The table is notable, as it presents data on the reservoir's area and capacity at varying depths, demonstrating an early commitment to meticulous planning and resource management. This map stands as evidence of San Diego's early grasping the reins of its future, acutely aware that water management would be the linchpin in its hoped-for trajectory toward becoming an important American city.
This dam suffered a catastrophic failure in January and February of 1916 when a series of powerful rainstorms hit the area. The resultant floods led to a partial collapse of the dam, resulting in significant property damage downstream and the tragic loss of lives. The incident underscored the need for stringent safety measures and more rigorous engineering standards in dam construction to protect communities and resources.
James Dix Schuyler: Canal Builder, Irrigation Specialist, and San Diego City Engineer
Schuyler (1848-1912) was a prolific West Coast engineer whose diverse enterprises spanned many states, countries, and fields.
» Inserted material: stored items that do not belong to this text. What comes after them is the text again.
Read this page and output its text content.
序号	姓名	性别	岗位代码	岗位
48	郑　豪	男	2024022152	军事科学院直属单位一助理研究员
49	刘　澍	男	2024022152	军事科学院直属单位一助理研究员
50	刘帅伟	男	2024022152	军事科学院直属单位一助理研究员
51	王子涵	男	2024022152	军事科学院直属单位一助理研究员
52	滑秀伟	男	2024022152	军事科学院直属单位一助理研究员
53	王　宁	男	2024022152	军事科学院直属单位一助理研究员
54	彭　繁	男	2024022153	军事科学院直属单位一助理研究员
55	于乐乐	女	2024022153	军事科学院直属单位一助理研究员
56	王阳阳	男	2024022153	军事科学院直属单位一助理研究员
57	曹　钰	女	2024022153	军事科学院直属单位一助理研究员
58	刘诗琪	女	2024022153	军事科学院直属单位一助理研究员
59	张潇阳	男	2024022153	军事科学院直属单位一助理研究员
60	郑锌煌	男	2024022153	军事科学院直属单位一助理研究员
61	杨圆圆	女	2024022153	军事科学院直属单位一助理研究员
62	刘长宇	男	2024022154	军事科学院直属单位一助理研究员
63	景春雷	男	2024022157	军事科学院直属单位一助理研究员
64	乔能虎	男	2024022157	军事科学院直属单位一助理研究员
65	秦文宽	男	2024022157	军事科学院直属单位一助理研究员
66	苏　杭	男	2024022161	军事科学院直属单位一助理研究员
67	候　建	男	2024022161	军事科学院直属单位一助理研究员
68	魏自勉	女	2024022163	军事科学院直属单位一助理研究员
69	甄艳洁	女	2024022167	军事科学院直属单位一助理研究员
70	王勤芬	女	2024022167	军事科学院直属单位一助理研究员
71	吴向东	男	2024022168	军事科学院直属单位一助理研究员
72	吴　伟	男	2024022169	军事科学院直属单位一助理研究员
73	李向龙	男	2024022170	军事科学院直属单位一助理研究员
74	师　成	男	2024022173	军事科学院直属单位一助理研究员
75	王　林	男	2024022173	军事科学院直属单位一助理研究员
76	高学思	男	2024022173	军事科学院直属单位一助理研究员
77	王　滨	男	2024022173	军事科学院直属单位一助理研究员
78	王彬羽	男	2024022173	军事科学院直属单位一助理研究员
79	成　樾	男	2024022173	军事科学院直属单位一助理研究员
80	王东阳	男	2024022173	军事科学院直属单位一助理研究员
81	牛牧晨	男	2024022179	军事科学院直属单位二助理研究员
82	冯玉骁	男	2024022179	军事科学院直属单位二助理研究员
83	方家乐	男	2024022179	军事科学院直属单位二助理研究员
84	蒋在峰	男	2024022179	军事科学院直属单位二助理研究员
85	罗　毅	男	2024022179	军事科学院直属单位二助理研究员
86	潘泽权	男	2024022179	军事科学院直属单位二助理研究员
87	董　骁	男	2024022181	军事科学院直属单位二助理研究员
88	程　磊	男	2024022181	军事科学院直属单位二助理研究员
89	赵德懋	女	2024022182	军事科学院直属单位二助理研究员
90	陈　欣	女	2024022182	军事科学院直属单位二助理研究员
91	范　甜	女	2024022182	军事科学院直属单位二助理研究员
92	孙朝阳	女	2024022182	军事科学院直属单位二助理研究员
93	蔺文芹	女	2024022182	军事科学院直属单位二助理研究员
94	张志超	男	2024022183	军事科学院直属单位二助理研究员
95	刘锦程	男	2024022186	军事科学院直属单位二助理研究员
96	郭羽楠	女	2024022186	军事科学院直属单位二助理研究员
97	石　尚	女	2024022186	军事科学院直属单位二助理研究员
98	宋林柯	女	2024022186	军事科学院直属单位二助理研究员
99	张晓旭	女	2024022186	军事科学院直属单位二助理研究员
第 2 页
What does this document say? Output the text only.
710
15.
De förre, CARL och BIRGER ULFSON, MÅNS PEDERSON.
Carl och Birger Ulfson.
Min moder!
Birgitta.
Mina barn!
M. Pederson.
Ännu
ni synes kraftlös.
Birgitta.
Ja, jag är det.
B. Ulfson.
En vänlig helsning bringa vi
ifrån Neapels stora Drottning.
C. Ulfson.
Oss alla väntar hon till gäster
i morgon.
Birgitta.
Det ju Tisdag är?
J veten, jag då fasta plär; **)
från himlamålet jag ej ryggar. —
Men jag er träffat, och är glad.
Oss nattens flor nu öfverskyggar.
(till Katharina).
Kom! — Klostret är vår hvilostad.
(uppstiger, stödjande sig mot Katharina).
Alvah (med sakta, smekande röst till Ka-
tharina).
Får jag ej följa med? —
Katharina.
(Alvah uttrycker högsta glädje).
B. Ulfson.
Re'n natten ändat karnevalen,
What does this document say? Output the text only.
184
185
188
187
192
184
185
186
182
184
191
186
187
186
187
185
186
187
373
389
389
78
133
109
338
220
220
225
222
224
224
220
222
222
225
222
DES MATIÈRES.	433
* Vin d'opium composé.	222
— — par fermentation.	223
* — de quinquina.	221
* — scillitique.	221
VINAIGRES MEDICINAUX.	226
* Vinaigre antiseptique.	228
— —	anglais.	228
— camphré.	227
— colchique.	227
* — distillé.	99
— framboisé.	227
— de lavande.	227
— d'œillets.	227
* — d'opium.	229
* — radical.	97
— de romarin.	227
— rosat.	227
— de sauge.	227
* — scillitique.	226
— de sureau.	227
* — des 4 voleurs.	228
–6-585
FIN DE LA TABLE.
While perhaps his most notable achievement was accompanying President-Elect William Howard Taft on a tour of the Panama Canal, and reporting on his findings for Congress, much of his life was dedicated to building early California infrastructure, including key surveying work in San Diego.
A native of Ithaca, New York, Schuyler started his engineering career in the Midwest in 1869, employed in the service of the Kansas Pacific Railway. From there, he moved to California to work on railroads, before being appointed Chief Assistant State Engineer in 1877. Following a brief stint in the Mexican railroad industry, Schuyler returned to California. One of his most important projects was the construction of the Sweetwater Dam in 1887-1888, the focus of the present manuscript map. It was about this time when he became City Engineer for San Diego. In the early 1900s, Schuyler pioneered the construction of dams through hydraulic fill, and it was in part because of this expertise that he was sent, with President-Elect Taft, to Panama to advise on the construction of a lock system. He recommended substantial modifications to the Gatun Dam, which were acted upon.
Schuyler died in 1912. His papers are preserved at UC Riverside.
This map is unique, we can find no trace of any version of the map separately cataloged in OCLC or cited in RBH. It is very rare indeed to encounter a manuscript map which combines high quality draftsmanship and detail with central historical importance to Southern California water resources development. It would be difficult to imagine a 19th-century San Diego map of comparable importance - perhaps James Pascoe's Pueblo Lands of San Diego, or the earliest maps of the California Southern Railroad, such like would be on par with the present survey map of Sweetwater Dam and Reservoir.
The San Diego Land & Town Company was initially set up in 1880 to sell land to finance the California Southern Railroad, a thwarted attempt to make San Diego a Pacific terminus of a transcontinental railroad. Despite California Southern's failure to directly link San Diego to the East Coast, the well-financed Boston-based syndicate that controlled the SDL&T Co. shaped the company into a major force during San Diego's 1880s land boom.